Рассказала о том, что еще в середине прошлого года приходил сюда старик железнодорожник. Расспрашивал про Егупина. Говорил, что детдомовец-мальчишка рассказал ему еще в войну, что Егупин страшный человек.
– Горбатый? – спросил Гаврилов, чувствуя, как поднимается у него в груди теплая волна.
– Горбатый, – кивнул Иван Васильевич, – с него-то все и началось. Мы и в милиции с ним побывали. А потом еще военный приехал. Генерал. Расспрашивал про Лапиных.
«Зойкин отец, – подумал Гаврилов. – Значит, наврала «похоронка».
Был этот военный в комнате у Егупина. И очень кричал там. А потом Ивану Васильевичу показывал письмо от дочери. О всех подлостях этого ирода.
– Да мы и сами-то уже знали, что это за человек, – сказала жена Ивана Васильевича. – Тут раз с милицией приходила одна женщина. Отбирать вещи, которые в голодовку он за куски хлеба выменивал. А Егупин-то уж и сам людей сторонился. И на кухню не выходил почти. Шмыгнет из двери в дверь и сидит упырем. И одевался– то ведь в старье. А тут, оказывается, на золоте сидел, на богатстве таком… Потом следователь приходил. Расспрашивал нас.
Хлопнула входная дверь. Гаврилов услышал, как кто– то тяжелой шаркающей походкой прошел по коридору в кухню и обратно.
– Это он, – брезгливо покосившись в сторону шагов, сказал Иван Васильевич. – Егупин твой.
Гаврилов почувствовал вдруг непонятную слабость во всем теле. У него даже не хватило силы ответить. Он только кивнул Ивану Васильевичу, подумал: «Да, мой! Мой Егупин. Сегодня он только мой…»
Гаврилов вдруг снова вспомнил старика на заметенном снегом Марсовом поле и его слова, он никогда не забывал их: «Кто же, если не ты, молодой человек». Слабость прошла. Гаврилов только почувствовал, как холодной испариной покрылась спина.
– Пойдешь проведать, балтика? – спросил Иван Васильевич хмуро.
Гаврилов не ответил. Прислушивался, не раздадутся ли снова шаги в коридоре. Но там было тихо.
Иван Васильевич встал из-за стола и, закурив «Звездочку», остановился у окна. Гаврилов вдруг почувствовал на себе взгляд и, подняв голову, встретился глазами с Татьяной: были в них боль, и сострадание, и испуг Словно бы отразилось в них печальное будущее Гаврилова, судьба его. Гаврилов заметил еще закушенную губу и сведенные на груди побелевшие руки.
Иван Васильевич тоже заметил состояние жены и сказал испуганно:
– Да что ты, Татьяна?.. Что ты? Словно на похоронах… Ну пойдет, балтика, скажет пару ласковых этому подонку. Отведет душу…
Татьяна опустила голову.
– Вот нашла отчего расстраиваться! Все же хорошо, дуреха! Ну было тяжело… А теперь-то? Вернулся парень живой. И голод, и войну прошел. Домой вернулся… Ну чего ты, чего, дуреха? – Он обнял ее как-то застенчиво, погладил по волосам.

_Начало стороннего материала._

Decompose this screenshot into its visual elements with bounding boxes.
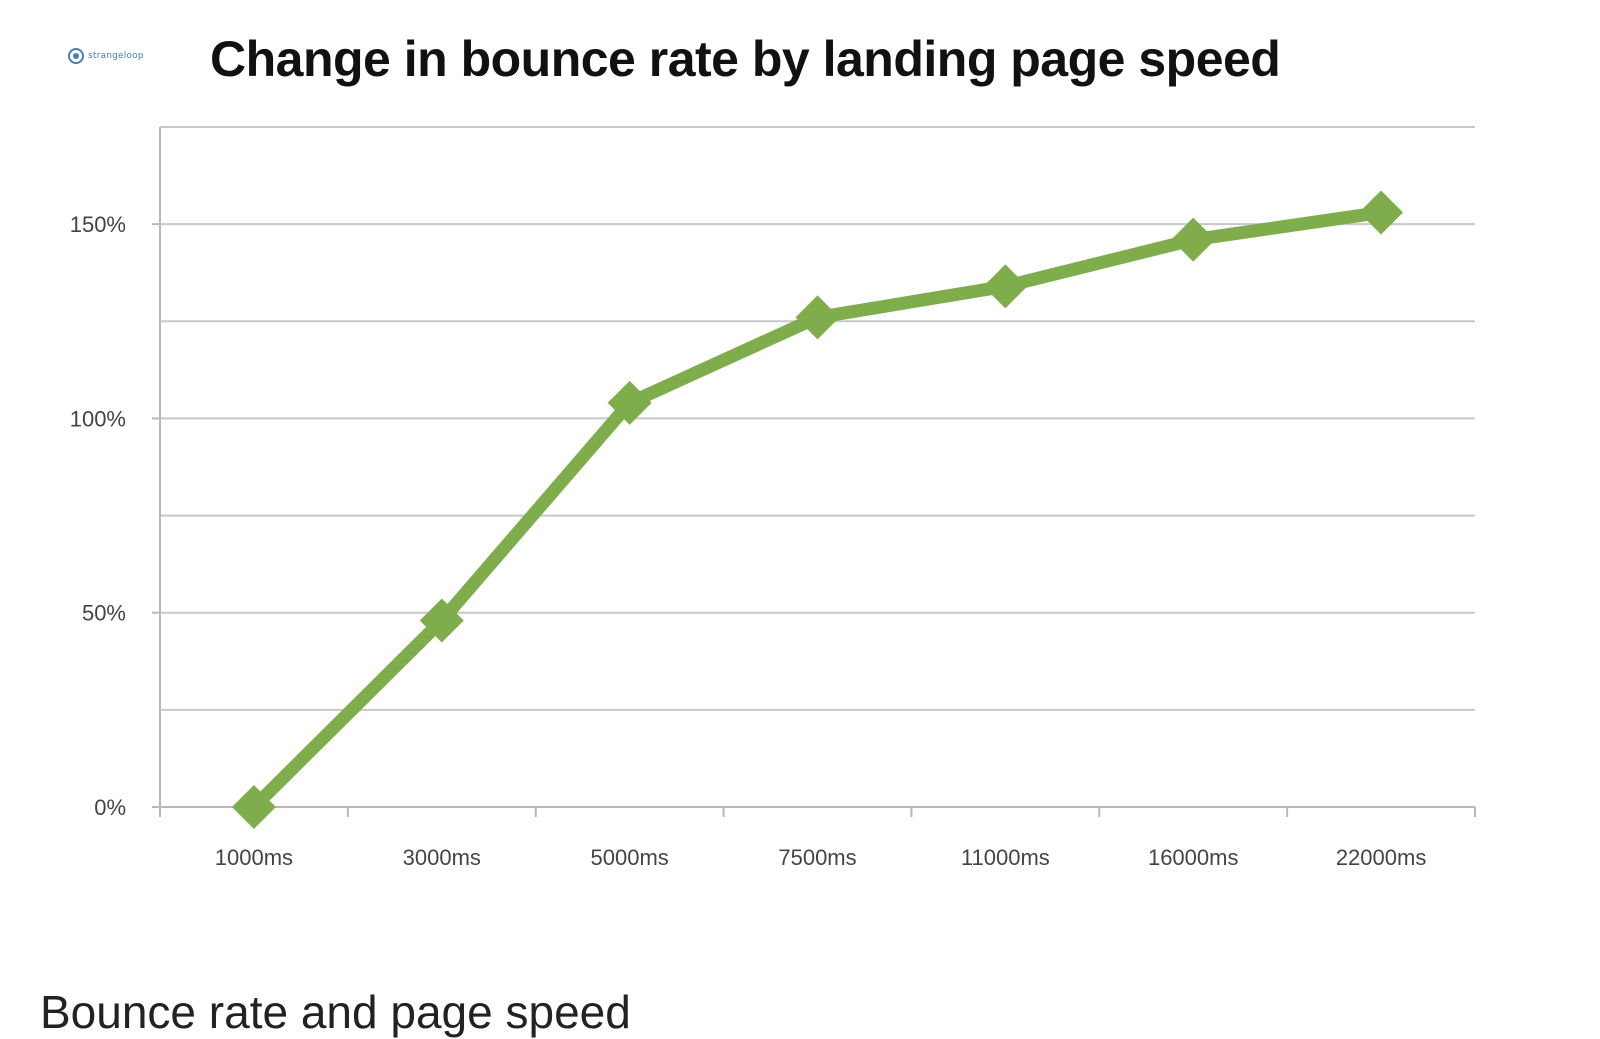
x-tick-label: 16000ms — [1148, 845, 1239, 870]
data-point — [419, 598, 464, 643]
data-point — [983, 264, 1028, 309]
x-tick-label: 1000ms — [215, 845, 293, 870]
y-tick-label: 0% — [94, 795, 126, 820]
x-tick-label: 5000ms — [591, 845, 669, 870]
data-point — [231, 785, 276, 829]
data-point — [1171, 217, 1216, 262]
data-point — [1359, 190, 1404, 235]
line-chart: 0% 50% 100% 150% 1000ms 3000ms 5000ms 7500ms 110… — [70, 126, 1476, 870]
x-tick-label: 3000ms — [403, 845, 481, 870]
y-tick-label: 150% — [70, 212, 126, 237]
caption-text: Bounce rate and page speed — [40, 986, 631, 1038]
logo-icon — [68, 48, 84, 64]
y-tick-label: 100% — [70, 406, 126, 431]
data-point — [795, 295, 840, 340]
x-tick-label: 22000ms — [1336, 845, 1427, 870]
data-point — [607, 380, 652, 425]
logo-text: strangeloop — [88, 51, 144, 61]
y-tick-label: 50% — [82, 601, 126, 626]
x-tick-label: 7500ms — [778, 845, 856, 870]
brand-logo: strangeloop — [68, 48, 144, 64]
chart-title: Change in bounce rate by landing page sp… — [210, 31, 1281, 87]
x-tick-label: 11000ms — [961, 845, 1050, 870]
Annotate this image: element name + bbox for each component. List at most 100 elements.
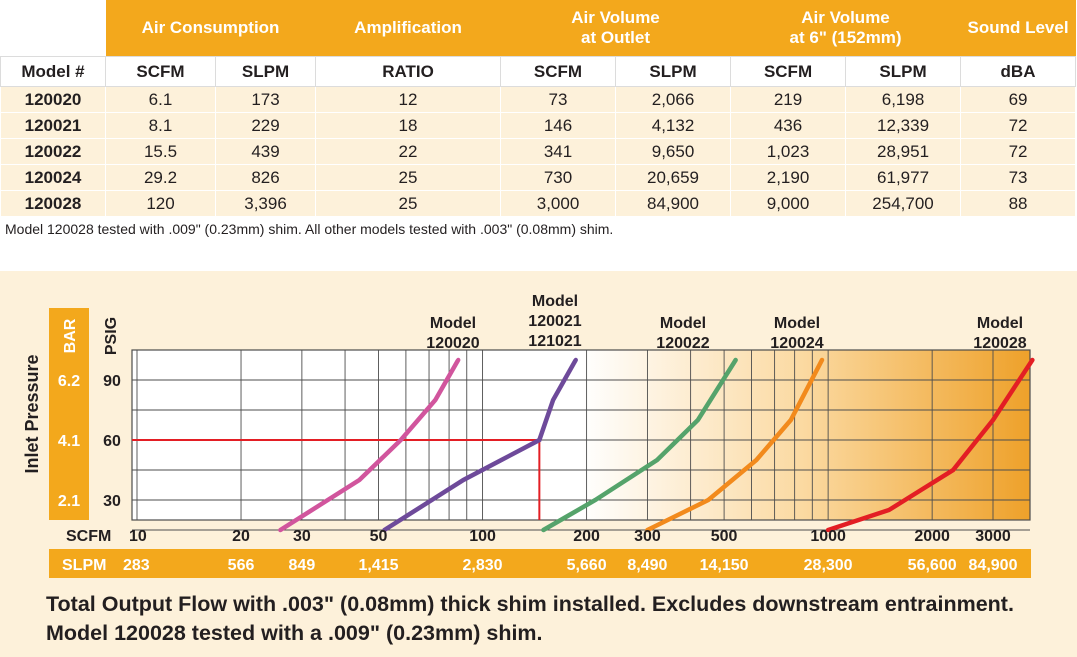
x-tick-scfm: 50	[370, 528, 388, 545]
unit-cell: SCFM	[730, 56, 847, 87]
table-cell: 8.1	[105, 112, 216, 139]
series-curve	[645, 357, 825, 533]
table-cell: 69	[960, 86, 1077, 113]
x-tick-scfm: 100	[469, 528, 496, 545]
header-air-volume-outlet: Air Volume at Outlet	[500, 0, 731, 57]
table-cell: 229	[214, 112, 317, 139]
series-curve	[825, 357, 1035, 533]
series-label: Model	[660, 315, 706, 332]
y-unit-psig: PSIG	[103, 317, 120, 355]
unit-cell: SCFM	[500, 56, 617, 87]
table-cell: 12	[315, 86, 502, 113]
x-tick-slpm: 84,900	[969, 557, 1018, 574]
table-cell: 72	[960, 138, 1077, 165]
header-sound-level: Sound Level	[960, 0, 1076, 57]
x-tick-slpm: 5,660	[567, 557, 607, 574]
table-row: 120022 15.5 439 22 341 9,650 1,023 28,95…	[0, 138, 1077, 165]
y-tick-bar: 4.1	[58, 433, 80, 450]
x-tick-slpm: 56,600	[908, 557, 957, 574]
series-curve	[278, 357, 461, 533]
series-label: 120022	[656, 335, 709, 352]
table-cell: 120028	[0, 190, 106, 217]
table-cell: 15.5	[105, 138, 216, 165]
table-cell: 2,066	[615, 86, 732, 113]
header-amplification: Amplification	[315, 0, 501, 57]
unit-cell: Model #	[0, 56, 106, 87]
table-cell: 12,339	[845, 112, 962, 139]
table-cell: 73	[500, 86, 617, 113]
y-tick-bar: 6.2	[58, 373, 80, 390]
table-row: 120021 8.1 229 18 146 4,132 436 12,339 7…	[0, 112, 1077, 139]
series-label: 121021	[528, 333, 581, 350]
table-cell: 730	[500, 164, 617, 191]
y-tick-psig: 60	[103, 433, 121, 450]
y-axis-title: Inlet Pressure	[22, 354, 42, 473]
unit-cell: dBA	[960, 56, 1077, 87]
y-tick-psig: 30	[103, 493, 121, 510]
series-label: 120021	[528, 313, 581, 330]
x-axis-title-slpm: SLPM	[62, 557, 106, 574]
series-label: 120020	[426, 335, 479, 352]
x-tick-slpm: 2,830	[463, 557, 503, 574]
table-cell: 4,132	[615, 112, 732, 139]
table-cell: 2,190	[730, 164, 847, 191]
x-tick-slpm: 283	[123, 557, 150, 574]
x-tick-slpm: 849	[289, 557, 316, 574]
performance-table: Air Consumption Amplification Air Volume…	[0, 0, 1077, 217]
table-cell: 219	[730, 86, 847, 113]
x-tick-scfm: 10	[129, 528, 147, 545]
x-tick-scfm: 1000	[810, 528, 846, 545]
series-label: Model	[430, 315, 476, 332]
table-cell: 25	[315, 190, 502, 217]
x-tick-slpm: 8,490	[627, 557, 667, 574]
series-curve	[541, 357, 738, 533]
table-cell: 20,659	[615, 164, 732, 191]
header-air-volume-6in: Air Volume at 6" (152mm)	[730, 0, 961, 57]
x-tick-slpm: 14,150	[700, 557, 749, 574]
table-cell: 9,000	[730, 190, 847, 217]
table-cell: 22	[315, 138, 502, 165]
chart-caption: Total Output Flow with .003" (0.08mm) th…	[46, 592, 1014, 645]
x-tick-slpm: 1,415	[359, 557, 399, 574]
unit-cell: RATIO	[315, 56, 502, 87]
table-cell: 9,650	[615, 138, 732, 165]
table-row: 120028 120 3,396 25 3,000 84,900 9,000 2…	[0, 190, 1077, 217]
table-cell: 3,000	[500, 190, 617, 217]
x-tick-scfm: 2000	[914, 528, 950, 545]
table-cell: 28,951	[845, 138, 962, 165]
table-cell: 3,396	[214, 190, 317, 217]
bar-axis-band	[49, 308, 89, 520]
table-cell: 18	[315, 112, 502, 139]
y-tick-bar: 2.1	[58, 493, 80, 510]
x-tick-scfm: 300	[634, 528, 661, 545]
table-cell: 439	[214, 138, 317, 165]
x-tick-scfm: 3000	[975, 528, 1011, 545]
series-label: 120024	[770, 335, 823, 352]
table-cell: 120022	[0, 138, 106, 165]
table-cell: 84,900	[615, 190, 732, 217]
table-cell: 436	[730, 112, 847, 139]
header-blank	[0, 0, 106, 57]
plot-area	[132, 350, 1030, 520]
series-label: Model	[774, 315, 820, 332]
table-cell: 25	[315, 164, 502, 191]
table-cell: 1,023	[730, 138, 847, 165]
table-cell: 120020	[0, 86, 106, 113]
units-row: Model # SCFM SLPM RATIO SCFM SLPM SCFM S…	[0, 56, 1077, 87]
table-cell: 73	[960, 164, 1077, 191]
y-tick-psig: 90	[103, 373, 121, 390]
x-axis-title-scfm: SCFM	[66, 528, 111, 545]
x-tick-scfm: 30	[293, 528, 311, 545]
table-row: 120020 6.1 173 12 73 2,066 219 6,198 69	[0, 86, 1077, 113]
table-cell: 61,977	[845, 164, 962, 191]
table-cell: 72	[960, 112, 1077, 139]
y-unit-bar: BAR	[62, 318, 79, 353]
unit-cell: SLPM	[845, 56, 962, 87]
table-cell: 341	[500, 138, 617, 165]
unit-cell: SLPM	[214, 56, 317, 87]
header-air-consumption: Air Consumption	[105, 0, 316, 57]
table-cell: 120	[105, 190, 216, 217]
x-tick-scfm: 500	[711, 528, 738, 545]
series-curve	[382, 357, 578, 533]
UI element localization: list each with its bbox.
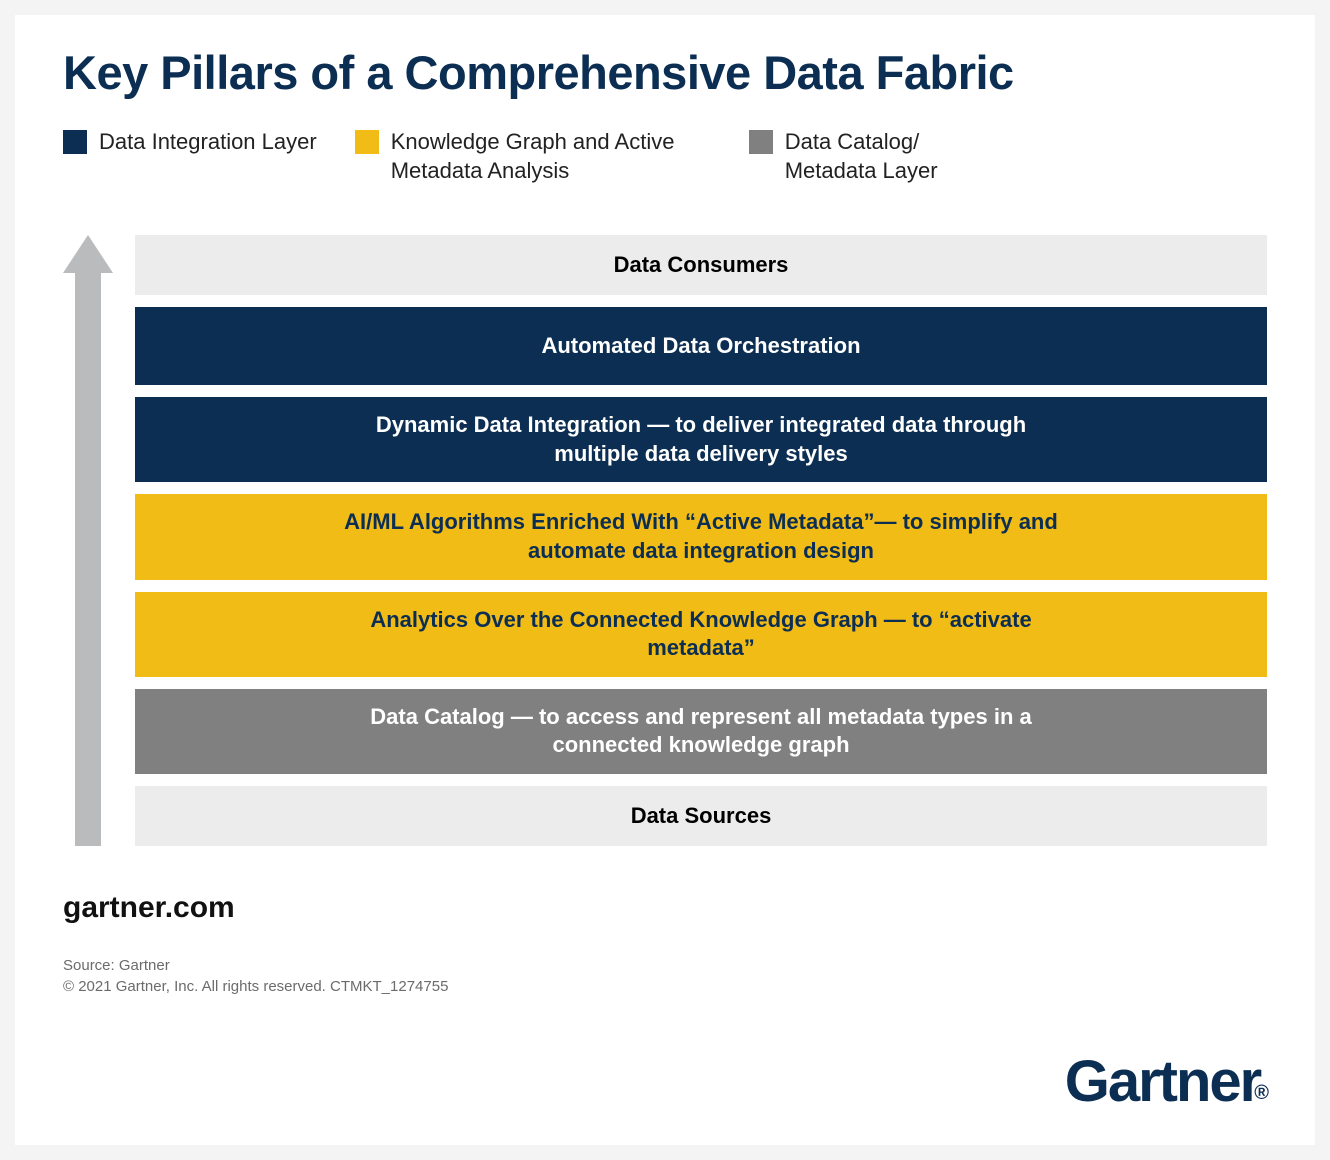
footer-source: Source: Gartner © 2021 Gartner, Inc. All… bbox=[63, 955, 1267, 997]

Гаврилов видел, что Иван Васильевич и сам расстроился. Сидеть дольше здесь было невыносимо. Он вскочил, пробормотал: «Я сейчас, я на минутку», – вышел в коридор.
Гаврилов стоял перёд дверью с большой бронзовой ручкой. Как и в те далекие времена, он не стал стучать, а просто подергал эту ручку. Раз. Другой.
– Чего там? – раздался голос, и Гаврилов не узнал его.
Голос был чужой, не егупинский. В голосе Егупина, хоть и был он противный, пронзительно-каркающий, всегда чувствовались властные нотки, превосходство в нем чувствовалось. А здесь какой-то шамкающий, сдавленный голос. Нет, совсем не егупинский!
Гаврилов сказал «свои», помедлил, ставя пистолет на боевой взвод и снова опуская в карман. Потом решительно нажал на ручку и распахнул дверь. Он увидел посреди комнаты огромный, красного дерева стол с бронзовыми украшениями, а за столом какое-то небритое, лохматое существо. Существо это испуганно взглянуло на Гаврилова и смахнуло рукой со стола себе на колени ворох мятых бумажных денег.
– Чего вам? – прошамкало существо, пристально вглядываясь в лицо Гаврилова. – По какому праву?
Руки у него дрожали крупной дрожью. Отечное, землистое лицо тоже подергивалось.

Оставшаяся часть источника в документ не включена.